Superargo opened up the night...offering another way to imagine video game melodies. It was a crazy and delightfully glitchy set. Adam Jeffers manned his laptop and opted to leave his glasses off to the side so he could totally rock out on his mad mix of drum beats, electronic beeps and bizarre tales. Of course, Skullface joined Jeffers on rocking out. Skullface used a projector and transparencies to share his hero-myth adventure to the underworld. Apparently death is not enough to keep Superargo and Skullface from making wild music and dance numbers together. You can't leave a Superargo show feeling sad - the music is simply infectious and their performance antics will leave you in stitches.

On Friday night, the Harvey Girls played their last show in Lawrence before heading west for a new adventure. They made a good effort keeping the mood fun and upbeat. They had clever pop melodies infused with keyboard whims, trombone slides and breathy toots from a melodian. Husband and wife duo, Hiram Lucke and Melissa Rodenbeek brought up some sweet vocals, especially on "Good Morning, Bubblegum." That song had a wholesome, flower-power vibe. Lucke reminded me of Thom Yorke's expressive vocals from Radiohead.
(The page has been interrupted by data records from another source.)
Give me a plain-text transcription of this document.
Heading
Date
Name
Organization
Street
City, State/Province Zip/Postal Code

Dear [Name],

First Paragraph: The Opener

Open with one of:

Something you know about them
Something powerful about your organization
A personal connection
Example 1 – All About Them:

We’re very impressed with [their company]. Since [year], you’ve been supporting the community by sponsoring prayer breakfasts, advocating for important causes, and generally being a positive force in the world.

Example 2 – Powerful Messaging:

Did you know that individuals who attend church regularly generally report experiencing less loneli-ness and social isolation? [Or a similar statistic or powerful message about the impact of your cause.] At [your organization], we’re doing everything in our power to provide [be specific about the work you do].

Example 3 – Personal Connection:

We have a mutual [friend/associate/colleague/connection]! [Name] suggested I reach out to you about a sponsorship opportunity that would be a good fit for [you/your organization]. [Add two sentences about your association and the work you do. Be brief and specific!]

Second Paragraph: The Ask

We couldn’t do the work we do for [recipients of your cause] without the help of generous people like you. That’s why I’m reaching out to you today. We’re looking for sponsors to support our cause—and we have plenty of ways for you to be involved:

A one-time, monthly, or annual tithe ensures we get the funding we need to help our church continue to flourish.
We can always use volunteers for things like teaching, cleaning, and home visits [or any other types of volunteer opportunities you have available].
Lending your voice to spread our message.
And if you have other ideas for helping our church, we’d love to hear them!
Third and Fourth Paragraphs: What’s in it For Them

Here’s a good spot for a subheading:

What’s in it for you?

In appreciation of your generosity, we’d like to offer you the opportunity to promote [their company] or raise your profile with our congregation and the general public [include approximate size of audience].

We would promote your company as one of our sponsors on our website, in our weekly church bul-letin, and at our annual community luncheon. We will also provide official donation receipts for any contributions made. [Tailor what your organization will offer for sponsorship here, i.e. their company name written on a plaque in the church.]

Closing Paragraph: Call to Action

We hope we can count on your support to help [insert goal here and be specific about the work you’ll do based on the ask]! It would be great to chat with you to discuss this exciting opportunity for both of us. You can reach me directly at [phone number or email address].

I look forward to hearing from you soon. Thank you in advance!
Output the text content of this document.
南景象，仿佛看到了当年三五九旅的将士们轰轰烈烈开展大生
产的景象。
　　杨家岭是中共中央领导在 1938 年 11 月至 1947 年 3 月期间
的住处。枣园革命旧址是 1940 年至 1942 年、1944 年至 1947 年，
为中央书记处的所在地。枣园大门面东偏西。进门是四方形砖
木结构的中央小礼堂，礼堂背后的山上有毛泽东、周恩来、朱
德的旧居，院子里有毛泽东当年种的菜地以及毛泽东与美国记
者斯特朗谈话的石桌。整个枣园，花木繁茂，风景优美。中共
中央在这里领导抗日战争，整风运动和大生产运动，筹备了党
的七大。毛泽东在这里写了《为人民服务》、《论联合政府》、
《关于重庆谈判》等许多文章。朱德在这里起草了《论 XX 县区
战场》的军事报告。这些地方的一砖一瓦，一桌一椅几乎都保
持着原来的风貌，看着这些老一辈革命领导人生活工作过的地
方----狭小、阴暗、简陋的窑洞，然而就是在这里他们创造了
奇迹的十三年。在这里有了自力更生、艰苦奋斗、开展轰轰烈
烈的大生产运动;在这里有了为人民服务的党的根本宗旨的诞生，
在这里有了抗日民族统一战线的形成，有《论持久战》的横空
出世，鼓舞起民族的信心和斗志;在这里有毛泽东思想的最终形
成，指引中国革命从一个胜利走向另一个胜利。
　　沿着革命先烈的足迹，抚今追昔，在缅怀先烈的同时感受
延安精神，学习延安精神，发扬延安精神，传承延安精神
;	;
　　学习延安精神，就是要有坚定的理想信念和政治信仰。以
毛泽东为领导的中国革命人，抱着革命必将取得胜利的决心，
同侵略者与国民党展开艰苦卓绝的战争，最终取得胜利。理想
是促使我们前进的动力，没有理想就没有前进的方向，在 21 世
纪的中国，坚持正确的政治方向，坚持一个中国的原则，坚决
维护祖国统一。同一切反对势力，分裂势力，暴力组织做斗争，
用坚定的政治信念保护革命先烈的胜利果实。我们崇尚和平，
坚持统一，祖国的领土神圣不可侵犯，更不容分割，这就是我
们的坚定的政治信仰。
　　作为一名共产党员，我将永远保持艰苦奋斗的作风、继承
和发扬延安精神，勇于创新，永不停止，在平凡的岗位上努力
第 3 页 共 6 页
Rodenbeek also indulged in her guilty pleasure for Billy Idol glam with a cover of White Wedding. In the middle of their set, I'm not sure why the Harvey Girls felt they had to apologize for playing sad songs. The more melancholic tunes made the mood a pensevie one and that wasn't a bad thing for the show. I also digged it when Lucke allowed his guitar riffs develop into darker and more experimental chords. One time, a train whistle synched up with the band's climax. Overall, the Harvey Girls served up an enjoyable night out on the patio.